Embora aí Santana, que já não enganamos ninguém 

(Daniel Oliveira, in Expresso Diário, 05/07/2018) 

santanax

 

Mais uma vez, Pedro Santana Lopes veio anunciar que não fará mais política dentro do PSD. Já o anunciou de várias formas, em vários contextos e com diferentes argumentos, sempre com a mesma consequência: continuou a fazer política dentro do PSD, único partido onde as suas rábulas ainda podem ter alguma relevância. Santana Lopes foi presidente da Câmara de Lisboa porque João Soares fez a pior campanha eleitoral de que há memória na democracia portuguesa, foi primeiro-ministro porque Durão Barroso lhe ofereceu o lugar e, poucos meses depois, teve o pior resultado da história do PSD. Sempre que dependeu apenas dele correu mal. Internamente, foi esmagado por Marcelo Rebelo de Sousa em 1996, perdeu para Durão Barroso em 2000, ficou atrás de Manuela Ferreira Leite e Passos Coelho em 2008 e voltou a perder com Rui Rio nas últimas primárias. Quando Santana diz que “o PPD começa a estar farto do PSD” está a falar dele. Ele está farto de um partido que teima em não o querer (já o disse quatro vezes) apesar dele se imaginar sempre desejado.

Santana Lopes dedica-se à política há quase meio século. E, no entanto, nestes quase cinquenta anos não lhe conhecemos uma ideia para além das banalidades que se devem dizer a cada momento. É quase motivo de admiração, devo dizer, que alguém se dedique tantos anos a uma atividade sem nunca verdadeiramente se concentrar no que há de mais essencial nessa atividade.

Nem por um momento Santana Lopes parece ter sido assaltado pela angústia do sentido que tem a sua atividade cívica e profissional. Sejamos justos: Santana nunca fez política para enriquecer, nunca fez política para ter poder, nunca fez política por sentido de missão. Santana faz política como poderia dedicar-se a qualquer outra atividade pública: para existir para os outros. Não precisa de mais do que isso, o que o torna inofensivo. Mas é a única coisa que tem para nos oferecer: a sua existência.

Foi autarca e não tem uma ideia do que deve ser uma cidade. Não tem qualquer pensamento sobre políticas urbanas, de transportes ou de habitação. Tem obras, tem medidas, tem propostas avulsas. Não consegue integrar nenhuma delas num projeto mais geral sobre os grandes problemas que se levantam à vida urbana de hoje. Foi primeiro-ministro e qualquer debate que alguém tenha com ele sobre o papel do Estado na economia, o Estado Social ou a crise da União Europeia, esbarra em frases feitas.
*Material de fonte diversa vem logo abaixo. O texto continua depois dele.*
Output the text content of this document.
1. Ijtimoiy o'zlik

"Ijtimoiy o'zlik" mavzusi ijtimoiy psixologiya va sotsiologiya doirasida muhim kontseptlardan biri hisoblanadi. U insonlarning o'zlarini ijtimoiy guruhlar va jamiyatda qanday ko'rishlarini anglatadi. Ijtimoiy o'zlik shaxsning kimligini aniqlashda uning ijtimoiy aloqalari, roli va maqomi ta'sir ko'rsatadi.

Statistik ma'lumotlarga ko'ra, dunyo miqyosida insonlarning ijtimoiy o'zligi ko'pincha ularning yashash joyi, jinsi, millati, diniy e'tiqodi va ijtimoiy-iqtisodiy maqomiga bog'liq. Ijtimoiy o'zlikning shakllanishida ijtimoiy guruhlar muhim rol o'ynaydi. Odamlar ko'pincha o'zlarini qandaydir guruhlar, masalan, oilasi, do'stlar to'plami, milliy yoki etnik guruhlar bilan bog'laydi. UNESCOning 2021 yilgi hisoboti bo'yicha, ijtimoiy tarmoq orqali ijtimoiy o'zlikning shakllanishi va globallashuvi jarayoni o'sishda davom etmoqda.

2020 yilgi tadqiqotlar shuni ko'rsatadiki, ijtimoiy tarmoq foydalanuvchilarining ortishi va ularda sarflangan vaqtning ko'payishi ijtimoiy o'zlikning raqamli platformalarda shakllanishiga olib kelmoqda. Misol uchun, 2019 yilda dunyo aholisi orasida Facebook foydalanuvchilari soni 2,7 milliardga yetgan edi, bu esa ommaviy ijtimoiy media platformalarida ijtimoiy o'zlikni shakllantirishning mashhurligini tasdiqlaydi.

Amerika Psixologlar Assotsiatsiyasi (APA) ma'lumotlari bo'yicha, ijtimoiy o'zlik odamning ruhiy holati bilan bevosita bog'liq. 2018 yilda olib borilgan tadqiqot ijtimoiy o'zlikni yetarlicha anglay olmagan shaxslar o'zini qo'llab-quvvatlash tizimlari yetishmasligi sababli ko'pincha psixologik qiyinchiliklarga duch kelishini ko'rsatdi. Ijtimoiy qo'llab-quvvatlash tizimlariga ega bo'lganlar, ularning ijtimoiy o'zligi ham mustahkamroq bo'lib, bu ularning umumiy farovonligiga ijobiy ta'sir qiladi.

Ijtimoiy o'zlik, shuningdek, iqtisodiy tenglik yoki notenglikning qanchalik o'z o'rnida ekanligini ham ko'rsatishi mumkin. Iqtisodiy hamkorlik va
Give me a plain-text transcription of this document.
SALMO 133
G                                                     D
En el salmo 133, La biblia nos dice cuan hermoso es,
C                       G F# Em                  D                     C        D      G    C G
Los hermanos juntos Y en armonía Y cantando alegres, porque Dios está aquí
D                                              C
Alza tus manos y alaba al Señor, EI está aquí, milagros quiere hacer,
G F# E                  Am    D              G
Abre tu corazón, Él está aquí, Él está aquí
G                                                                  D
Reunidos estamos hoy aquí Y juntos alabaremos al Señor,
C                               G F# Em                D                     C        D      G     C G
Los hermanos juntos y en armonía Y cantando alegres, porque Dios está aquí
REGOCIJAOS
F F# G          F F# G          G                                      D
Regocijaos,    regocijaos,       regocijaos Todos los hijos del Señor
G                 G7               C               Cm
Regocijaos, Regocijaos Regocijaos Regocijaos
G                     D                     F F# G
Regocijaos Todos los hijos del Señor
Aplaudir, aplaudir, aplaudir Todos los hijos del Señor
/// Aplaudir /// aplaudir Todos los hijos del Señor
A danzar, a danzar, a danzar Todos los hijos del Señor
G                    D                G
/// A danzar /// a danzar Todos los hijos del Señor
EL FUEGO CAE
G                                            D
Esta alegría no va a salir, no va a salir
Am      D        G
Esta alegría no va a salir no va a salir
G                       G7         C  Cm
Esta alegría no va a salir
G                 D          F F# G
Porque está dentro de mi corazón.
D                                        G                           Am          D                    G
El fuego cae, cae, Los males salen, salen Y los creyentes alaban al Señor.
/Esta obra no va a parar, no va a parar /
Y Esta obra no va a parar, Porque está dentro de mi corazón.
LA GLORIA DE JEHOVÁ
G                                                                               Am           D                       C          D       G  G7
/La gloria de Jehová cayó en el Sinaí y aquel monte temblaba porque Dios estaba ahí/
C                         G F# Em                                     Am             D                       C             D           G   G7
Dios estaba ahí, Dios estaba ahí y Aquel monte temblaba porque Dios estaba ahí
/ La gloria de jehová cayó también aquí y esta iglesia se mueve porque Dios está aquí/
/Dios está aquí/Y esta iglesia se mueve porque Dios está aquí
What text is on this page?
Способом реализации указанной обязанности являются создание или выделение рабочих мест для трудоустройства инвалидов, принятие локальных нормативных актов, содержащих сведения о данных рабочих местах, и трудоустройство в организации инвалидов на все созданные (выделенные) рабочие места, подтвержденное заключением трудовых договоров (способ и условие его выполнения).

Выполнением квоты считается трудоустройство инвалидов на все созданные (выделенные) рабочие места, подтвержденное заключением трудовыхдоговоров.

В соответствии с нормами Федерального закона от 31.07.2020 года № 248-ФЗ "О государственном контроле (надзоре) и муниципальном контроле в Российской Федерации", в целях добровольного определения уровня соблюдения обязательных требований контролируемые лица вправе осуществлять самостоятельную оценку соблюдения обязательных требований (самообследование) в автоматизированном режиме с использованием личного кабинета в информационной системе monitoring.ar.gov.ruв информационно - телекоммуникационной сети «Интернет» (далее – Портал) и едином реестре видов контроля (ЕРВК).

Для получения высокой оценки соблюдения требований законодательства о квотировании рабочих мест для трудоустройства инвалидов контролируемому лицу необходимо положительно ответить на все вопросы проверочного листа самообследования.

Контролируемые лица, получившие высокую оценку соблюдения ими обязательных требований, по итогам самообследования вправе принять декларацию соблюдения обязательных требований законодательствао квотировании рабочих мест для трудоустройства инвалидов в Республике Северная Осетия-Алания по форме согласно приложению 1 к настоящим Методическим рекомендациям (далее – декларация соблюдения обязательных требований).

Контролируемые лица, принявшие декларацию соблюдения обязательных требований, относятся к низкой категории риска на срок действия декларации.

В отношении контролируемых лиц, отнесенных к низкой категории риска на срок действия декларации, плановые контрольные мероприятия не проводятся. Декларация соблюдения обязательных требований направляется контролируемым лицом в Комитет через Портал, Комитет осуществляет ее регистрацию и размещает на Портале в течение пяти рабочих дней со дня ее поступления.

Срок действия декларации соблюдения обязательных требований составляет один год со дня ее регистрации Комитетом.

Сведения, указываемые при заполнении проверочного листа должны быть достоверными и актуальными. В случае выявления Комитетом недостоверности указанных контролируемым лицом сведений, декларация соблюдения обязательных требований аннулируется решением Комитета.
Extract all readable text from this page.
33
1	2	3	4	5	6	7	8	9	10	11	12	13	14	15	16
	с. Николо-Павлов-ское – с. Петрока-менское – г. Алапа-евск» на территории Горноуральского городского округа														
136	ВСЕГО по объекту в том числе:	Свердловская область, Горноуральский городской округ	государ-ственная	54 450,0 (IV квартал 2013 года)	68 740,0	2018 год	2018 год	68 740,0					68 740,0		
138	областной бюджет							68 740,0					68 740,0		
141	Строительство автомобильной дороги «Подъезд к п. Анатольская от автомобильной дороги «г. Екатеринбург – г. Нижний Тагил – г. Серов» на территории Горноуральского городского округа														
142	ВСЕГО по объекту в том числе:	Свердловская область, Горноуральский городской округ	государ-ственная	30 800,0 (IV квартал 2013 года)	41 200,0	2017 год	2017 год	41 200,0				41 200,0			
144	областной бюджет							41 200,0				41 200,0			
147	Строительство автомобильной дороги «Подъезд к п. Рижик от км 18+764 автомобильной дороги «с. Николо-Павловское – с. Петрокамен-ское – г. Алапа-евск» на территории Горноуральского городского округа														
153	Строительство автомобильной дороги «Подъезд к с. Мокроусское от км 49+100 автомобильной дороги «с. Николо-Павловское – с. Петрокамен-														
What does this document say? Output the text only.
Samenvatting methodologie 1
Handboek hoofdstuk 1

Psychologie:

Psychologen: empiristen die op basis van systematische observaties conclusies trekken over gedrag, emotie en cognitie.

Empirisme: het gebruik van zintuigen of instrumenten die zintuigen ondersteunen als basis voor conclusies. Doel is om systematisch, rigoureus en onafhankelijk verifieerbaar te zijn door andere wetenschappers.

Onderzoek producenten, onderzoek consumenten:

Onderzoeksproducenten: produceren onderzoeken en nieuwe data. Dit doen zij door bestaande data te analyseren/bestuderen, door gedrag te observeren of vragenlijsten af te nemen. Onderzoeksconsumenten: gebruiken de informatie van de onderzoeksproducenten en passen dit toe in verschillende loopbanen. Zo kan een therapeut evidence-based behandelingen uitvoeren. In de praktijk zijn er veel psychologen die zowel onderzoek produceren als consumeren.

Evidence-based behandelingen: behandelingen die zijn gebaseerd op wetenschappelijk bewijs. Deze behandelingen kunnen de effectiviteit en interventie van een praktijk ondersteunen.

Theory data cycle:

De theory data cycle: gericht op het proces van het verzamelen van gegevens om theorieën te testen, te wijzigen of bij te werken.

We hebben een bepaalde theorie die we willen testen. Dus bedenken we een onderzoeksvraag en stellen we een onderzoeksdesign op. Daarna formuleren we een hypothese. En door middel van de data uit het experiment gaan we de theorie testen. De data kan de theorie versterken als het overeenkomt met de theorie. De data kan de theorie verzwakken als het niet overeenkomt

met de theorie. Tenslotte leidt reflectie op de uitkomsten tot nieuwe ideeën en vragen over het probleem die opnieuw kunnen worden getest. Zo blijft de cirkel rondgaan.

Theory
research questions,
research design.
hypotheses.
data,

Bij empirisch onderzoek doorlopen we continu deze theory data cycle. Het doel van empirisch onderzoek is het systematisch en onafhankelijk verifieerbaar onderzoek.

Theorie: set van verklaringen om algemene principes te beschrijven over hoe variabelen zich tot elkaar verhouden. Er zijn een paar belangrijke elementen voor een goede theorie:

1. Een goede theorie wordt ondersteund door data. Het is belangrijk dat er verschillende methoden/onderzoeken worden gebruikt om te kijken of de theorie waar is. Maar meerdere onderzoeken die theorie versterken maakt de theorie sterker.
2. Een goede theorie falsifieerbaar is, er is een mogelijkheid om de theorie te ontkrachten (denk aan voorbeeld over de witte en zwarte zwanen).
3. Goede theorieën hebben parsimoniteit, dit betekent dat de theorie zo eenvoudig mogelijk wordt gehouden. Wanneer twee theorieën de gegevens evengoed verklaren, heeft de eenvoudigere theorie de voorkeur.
Dirão que a maioria dos políticos é assim e talvez seja verdade. Mas não o são os outros políticos que chegaram a primeiros-ministros. Mais sérios, desonestos, populistas, sóbrios, todos se esforçaram por criar o seu perfil político e passar a ideia de que tinham uma ideia para o país. De Santana Lopes, ninguém sabe dizer se é mais liberal ou mais social-democrata, se acredita em mais ou menos Estado. Não porque o esconda. Só nunca pensou nisso. Porque para ele nunca existiu política para além da tática de uma campanha. Não é oportunismo. É mesmo ignorância. Pedro Santana Lopes é o político português que chegou mais longe sabendo menos de política. Estou a falar da política de conta, não de jogos florais ou fogos de artifício.

O enésimo anúncio de que vai abandonar a intervenção política no PSD é a repetição de um número mediático de um homem que já esgotou todos os que tinha. Poderá acreditar que os deserdados do “passismo” o seguirão, não se apercebendo que na última eleição interna do PSD foi liderado e usado, não liderou ninguém. Uma vitória conseguiu: há várias pessoas informadas a fingir que levam a sério um novo partido liderado por Santana. Mas tudo isto acabará de duas maneiras: ou sai sozinho e andará aos caídos a tentar criar factos políticos que duram uma semana, ou fica no PSD, como fez das outras vezes, seguro que da próxima que tente a sua sorte ninguém se lembrará deste episódio. Porque Santana é Santana. Já só provoca um encolher de ombros. Já não engana ninguém.